Contoh-contoh kerugian akibat resonansi antara lain :
a. Suara tinggi seorang penyanyi dapat memecahkan gelas yang berbentuk piala karena gelas berresonansi.
b. Dentuman bom atau mesin pesawat supersonik dapat memecahkan kaca-kaca jendela bangunan.
c. Bunyi yang terlalu kuat dapat memecahkan telinga kita.
d. Pengaruh kecepatan angin pada sbeuah jembatan di Selat Tacoma, Amerika Serikat, menghasilkan resonansi yang menyebabkan jembatan roboh.

G. Pemantulan Bunyi
Gelombang bunyi dapat dipantulkan dan diserap. Sebagian besar bunyi dipantulkan jika mengenai permukaan benda yang keras, seperti permukaan dinding batu atau semen, besi, kaca, dan seng.
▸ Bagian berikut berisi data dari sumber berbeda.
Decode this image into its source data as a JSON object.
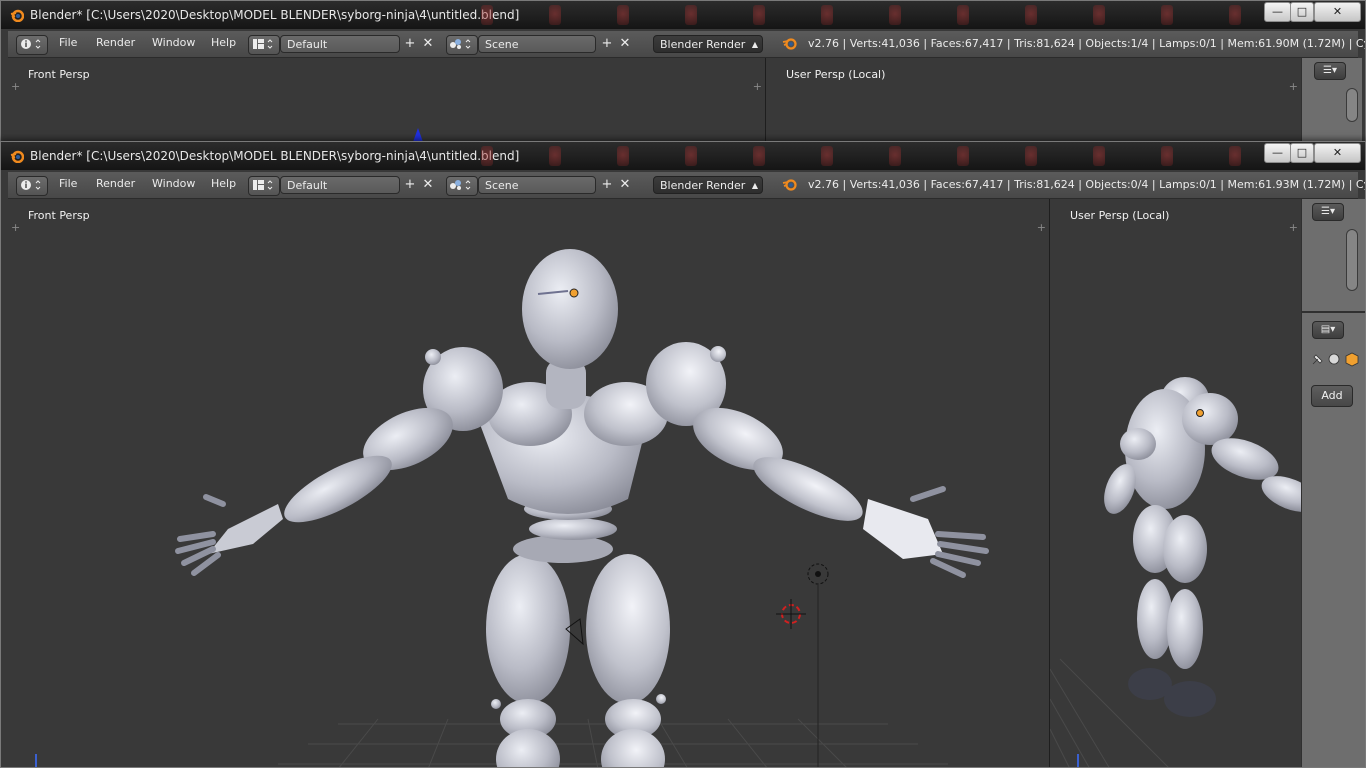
{
  "back_window": {
    "title": "Blender* [C:\\Users\\2020\\Desktop\\MODEL BLENDER\\syborg-ninja\\4\\untitled.blend]",
    "menus": [
      "File",
      "Render",
      "Window",
      "Help"
    ],
    "layout": "Default",
    "scene": "Scene",
    "engine": "Blender Render",
    "stats": "v2.76 | Verts:41,036 | Faces:67,417 | Tris:81,624 | Objects:1/4 | Lamps:0/1 | Mem:61.90M (1.72M) | Cylinder",
    "left_view": "Front Persp",
    "right_view": "User Persp (Local)"
  },
  "front_window": {
    "title": "Blender* [C:\\Users\\2020\\Desktop\\MODEL BLENDER\\syborg-ninja\\4\\untitled.blend]",
    "menus": [
      "File",
      "Render",
      "Window",
      "Help"
    ],
    "layout": "Default",
    "scene": "Scene",
    "engine": "Blender Render",
    "stats": "v2.76 | Verts:41,036 | Faces:67,417 | Tris:81,624 | Objects:0/4 | Lamps:0/1 | Mem:61.93M (1.72M) | Cylinder",
    "left_view": "Front Persp",
    "right_view": "User Persp (Local)",
    "add_button": "Add"
  },
  "window_controls": {
    "minimize": "—",
    "maximize": "□",
    "close": "✕"
  },
  "icons": {
    "blender": "blender-logo-icon",
    "info": "info-editor-icon",
    "layout": "screen-layout-icon",
    "scene": "scene-icon",
    "add": "plus-icon",
    "remove": "x-icon"
  },
  "colors": {
    "viewport": "#393939",
    "header": "#4f4f4f",
    "model": "#c3c5cf",
    "cursor": "#d02020",
    "blender_orange": "#f08a1e"
  }
}
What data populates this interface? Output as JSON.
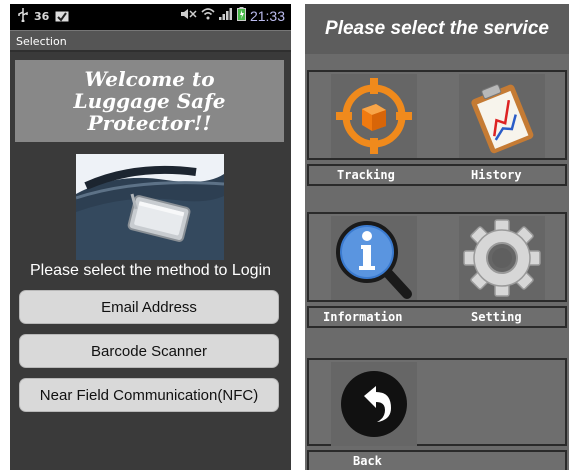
{
  "statusbar": {
    "left_badge": "36",
    "time": "21:33",
    "icons": [
      "usb-icon",
      "image-icon",
      "mute-icon",
      "wifi-icon",
      "signal-icon",
      "battery-icon"
    ]
  },
  "left_screen": {
    "title": "Selection",
    "welcome": "Welcome to\nLuggage Safe\nProtector!!",
    "login_prompt": "Please select the method to Login",
    "buttons": [
      "Email Address",
      "Barcode Scanner",
      "Near Field Communication(NFC)"
    ]
  },
  "right_screen": {
    "title": "Please select the service",
    "services": [
      {
        "label": "Tracking",
        "icon": "target-icon"
      },
      {
        "label": "History",
        "icon": "clipboard-chart-icon"
      },
      {
        "label": "Information",
        "icon": "info-magnifier-icon"
      },
      {
        "label": "Setting",
        "icon": "gear-icon"
      },
      {
        "label": "Back",
        "icon": "back-arrow-icon"
      }
    ]
  },
  "colors": {
    "screen_bg_left": "#3a3a3a",
    "screen_bg_right": "#6b6b6b",
    "target_orange": "#f08a1c",
    "info_blue": "#3b7bd0"
  }
}
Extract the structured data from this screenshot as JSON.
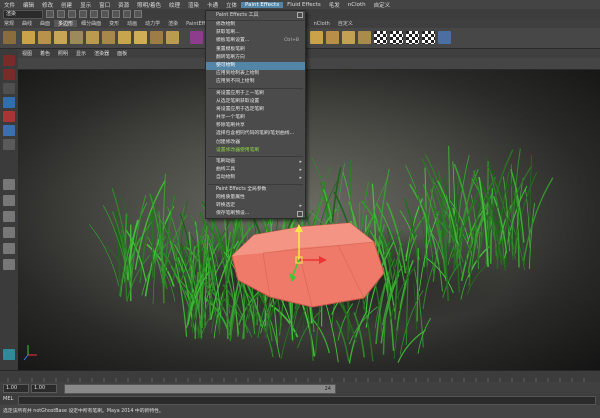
{
  "menubar": {
    "items": [
      "文件",
      "编辑",
      "修改",
      "创建",
      "显示",
      "窗口",
      "资源",
      "照明/着色",
      "纹理",
      "渲染",
      "卡通",
      "立体",
      "Paint Effects",
      "Fluid Effects",
      "毛发",
      "nCloth",
      "自定义"
    ],
    "active_index": 12
  },
  "status_line": {
    "mode_set": "渲染"
  },
  "shelf_tabs": {
    "items": [
      "常规",
      "曲线",
      "曲面",
      "多边形",
      "细分曲面",
      "变形",
      "动画",
      "动力学",
      "渲染",
      "PaintEffects",
      "卡通",
      "肌肉",
      "流体",
      "毛发",
      "头发",
      "nCloth",
      "自定义"
    ],
    "active_index": 3
  },
  "panel_menu": {
    "items": [
      "视图",
      "着色",
      "照明",
      "显示",
      "渲染器",
      "面板"
    ]
  },
  "paint_effects_menu": {
    "header": "Paint Effects 工具",
    "items": [
      {
        "label": "修改绘制",
        "shortcut": ""
      },
      {
        "label": "获取笔刷...",
        "shortcut": ""
      },
      {
        "label": "模板笔刷设置...",
        "shortcut": "Ctrl+B"
      },
      {
        "label": "重置模板笔刷",
        "shortcut": ""
      },
      {
        "label": "翻转笔刷方向",
        "shortcut": ""
      },
      {
        "label": "使可绘制",
        "shortcut": ""
      },
      {
        "label": "应用到绘制表上绘制",
        "shortcut": ""
      },
      {
        "label": "应用到不同上绘制",
        "shortcut": ""
      },
      {
        "label": "将设置应用于上一笔刷",
        "shortcut": ""
      },
      {
        "label": "从选定笔刷获取设置",
        "shortcut": ""
      },
      {
        "label": "将设置应用于选定笔刷",
        "shortcut": ""
      },
      {
        "label": "共享一个笔刷",
        "shortcut": ""
      },
      {
        "label": "移除笔刷共享",
        "shortcut": ""
      },
      {
        "label": "选择包含相同代码的笔刷/笔划曲线...",
        "shortcut": ""
      },
      {
        "label": "创建修改器",
        "shortcut": ""
      },
      {
        "label": "设置修改器使用笔刷",
        "shortcut": ""
      },
      {
        "label": "笔刷动画",
        "shortcut": ""
      },
      {
        "label": "曲线工具",
        "shortcut": ""
      },
      {
        "label": "自动绘制",
        "shortcut": ""
      },
      {
        "label": "Paint Effects 全局参数",
        "shortcut": ""
      },
      {
        "label": "网格质量属性",
        "shortcut": ""
      },
      {
        "label": "转换选定",
        "shortcut": ""
      },
      {
        "label": "保存笔刷预设...",
        "shortcut": ""
      }
    ],
    "highlighted_index": 5,
    "green_index": 15
  },
  "range": {
    "start": "1.00",
    "current": "1.00",
    "slider_label": "24"
  },
  "mel": {
    "label": "MEL"
  },
  "help_line": "选定该所有并 notGhostBase 设定中所有笔刷。Maya 2014 中的新特性。",
  "colors": {
    "menu_highlight": "#5285a6",
    "grass": "#5fb24a",
    "box": "#f07a6a",
    "viewport": "#5a5a54"
  }
}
Sebaliknya, sebagian besar bunyi akan diserap jika mengenai permukaan benda yang lunak, misalnya kain, karet, busa, gabus, karpet, dan wol (benda-benda peredam bunyi).


1. Hukum pemantulan bunyi
Hukum pemantulan bunyi dapat dijelaskan sebagai berikut :
a. Bunyi datang, buny pantul, dan garis normal terletak pada satu bidang datar.
b. Besar sudut datang sama dengan besar sudut pantul.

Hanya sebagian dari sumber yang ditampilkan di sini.